AW: Two GPU-based workstation

From: Norman Geist (norman.geist_at_uni-greifswald.de)
Date: Thu Nov 07 2013 - 01:51:43 CST

Hi James,

 

I guess you already use a fullelectfrequency > 1, maybe 4 is nice for GPUs. Additionally, depending on system size, “twoawayx yes” can have huge impact, but must be checked for individual systems as it can also slow down the simulation. If twoawayx comes with a speedup, it’s worth to try twoawayy additionally. If twoawayy speedups too, try twoawayz also of course.

 

Norman Geist.

 

Von: owner-namd-l_at_ks.uiuc.edu [mailto:owner-namd-l_at_ks.uiuc.edu] Im Auftrag von James Starlight
Gesendet: Donnerstag, 7. November 2013 06:32
An: Norman Geist; Namd Mailing List
Betreff: Re: namd-l: Two GPU-based workstation

 

I've gone to conclusion that using 2 GPUs simultaneously gave me the same performance as 1 GPU like

charmrun +p12 ++runscript ./runscript.sh namd2 +idlepoll +devices 0 ./md.conf >> ./output/log_1gpus_12proc

charmrun +p12 +ppn6 ++runscript ./runscript.sh namd2 +idlepoll +devices 0,1 ./md.conf >> ./output/log_2gpus_12proc_ppn 2

Doest it be due to the small CPU cores or addition RAM ( this system has 32 gb) is needed ? OR may be some extra options are needed in the config?

James

 

2013/11/4 Norman Geist <norman.geist_at_uni-greifswald.de>

Yes, but notice that using virtual cores (Intel Hyperthreading - HT) usually comes with no or negative speedup. So assuming 6 instead of 12 cores might be better. The ratio between processes and threads should be benchmarked.

 

Norman Geist.

 

Von: James Starlight [mailto:jmsstarlight_at_gmail.com]
Gesendet: Montag, 4. November 2013 11:43

An: Norman Geist; Namd Mailing List
Betreff: Re: namd-l: Two GPU-based workstation

 

Norman,

In case of my system I've noticed trivial notation: the ussage of higher number of CPUs (with both GPUs active) gives higher performance.

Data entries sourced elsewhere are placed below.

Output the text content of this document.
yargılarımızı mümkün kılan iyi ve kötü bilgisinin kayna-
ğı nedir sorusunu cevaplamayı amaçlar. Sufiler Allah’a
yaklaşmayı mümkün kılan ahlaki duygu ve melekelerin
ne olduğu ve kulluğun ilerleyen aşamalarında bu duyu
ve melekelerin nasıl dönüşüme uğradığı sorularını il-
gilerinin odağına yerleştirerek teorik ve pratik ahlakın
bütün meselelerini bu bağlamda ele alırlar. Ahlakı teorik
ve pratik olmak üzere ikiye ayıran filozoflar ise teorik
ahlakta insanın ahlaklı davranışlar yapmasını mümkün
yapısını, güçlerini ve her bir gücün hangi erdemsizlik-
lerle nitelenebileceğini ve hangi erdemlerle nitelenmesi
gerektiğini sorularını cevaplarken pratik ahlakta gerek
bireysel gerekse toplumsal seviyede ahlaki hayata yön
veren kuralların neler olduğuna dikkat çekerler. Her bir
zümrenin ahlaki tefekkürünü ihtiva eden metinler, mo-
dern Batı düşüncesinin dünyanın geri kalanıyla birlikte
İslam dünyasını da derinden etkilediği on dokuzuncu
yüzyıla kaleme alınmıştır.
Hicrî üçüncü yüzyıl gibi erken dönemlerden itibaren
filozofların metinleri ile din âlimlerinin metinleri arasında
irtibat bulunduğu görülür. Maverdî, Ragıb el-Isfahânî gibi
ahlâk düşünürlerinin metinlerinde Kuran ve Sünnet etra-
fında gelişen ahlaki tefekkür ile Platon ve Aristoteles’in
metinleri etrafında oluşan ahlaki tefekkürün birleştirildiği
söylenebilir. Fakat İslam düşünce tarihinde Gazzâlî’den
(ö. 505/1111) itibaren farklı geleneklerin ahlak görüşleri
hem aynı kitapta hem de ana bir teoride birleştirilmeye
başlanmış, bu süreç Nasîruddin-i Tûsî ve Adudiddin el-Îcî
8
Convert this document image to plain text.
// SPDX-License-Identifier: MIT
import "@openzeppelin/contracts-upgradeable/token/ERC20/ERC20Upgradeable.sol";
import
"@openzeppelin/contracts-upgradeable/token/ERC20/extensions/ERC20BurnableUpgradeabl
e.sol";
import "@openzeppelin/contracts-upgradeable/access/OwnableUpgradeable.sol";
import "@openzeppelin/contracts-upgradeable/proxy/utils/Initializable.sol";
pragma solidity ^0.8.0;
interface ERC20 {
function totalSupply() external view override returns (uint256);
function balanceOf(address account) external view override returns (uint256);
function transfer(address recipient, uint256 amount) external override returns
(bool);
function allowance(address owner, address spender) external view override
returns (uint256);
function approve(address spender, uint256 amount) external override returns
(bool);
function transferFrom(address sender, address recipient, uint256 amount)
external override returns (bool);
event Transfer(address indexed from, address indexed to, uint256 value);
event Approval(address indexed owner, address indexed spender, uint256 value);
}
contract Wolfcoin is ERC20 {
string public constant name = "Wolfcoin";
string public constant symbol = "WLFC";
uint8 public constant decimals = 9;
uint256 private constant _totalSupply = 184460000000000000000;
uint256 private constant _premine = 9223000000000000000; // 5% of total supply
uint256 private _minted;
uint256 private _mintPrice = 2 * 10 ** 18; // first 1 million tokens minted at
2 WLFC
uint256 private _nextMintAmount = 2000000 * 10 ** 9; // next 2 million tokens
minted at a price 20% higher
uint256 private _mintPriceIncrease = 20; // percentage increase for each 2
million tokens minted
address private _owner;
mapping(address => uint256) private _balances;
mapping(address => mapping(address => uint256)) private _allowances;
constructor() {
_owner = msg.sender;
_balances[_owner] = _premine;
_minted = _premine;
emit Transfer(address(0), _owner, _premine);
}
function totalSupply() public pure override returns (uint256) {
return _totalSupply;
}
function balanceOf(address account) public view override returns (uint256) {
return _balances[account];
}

My 6 cores i7 is recognized as 12 nodes in Debian. In accordance to your suggestions the best palatalization on my workstation without any connection to other nodes could be by means of

charmrun +p12 +ppn6 ++runscript ./runscript.sh namd2 +idlepoll +devices 0,1 ./md.conf >> ./output/log_2gpus_12proc_ppn 2

doesnt it ?

James

 

2013/11/4 Norman Geist <norman.geist_at_uni-greifswald.de>

 

Von: James Starlight [mailto:jmsstarlight_at_gmail.com]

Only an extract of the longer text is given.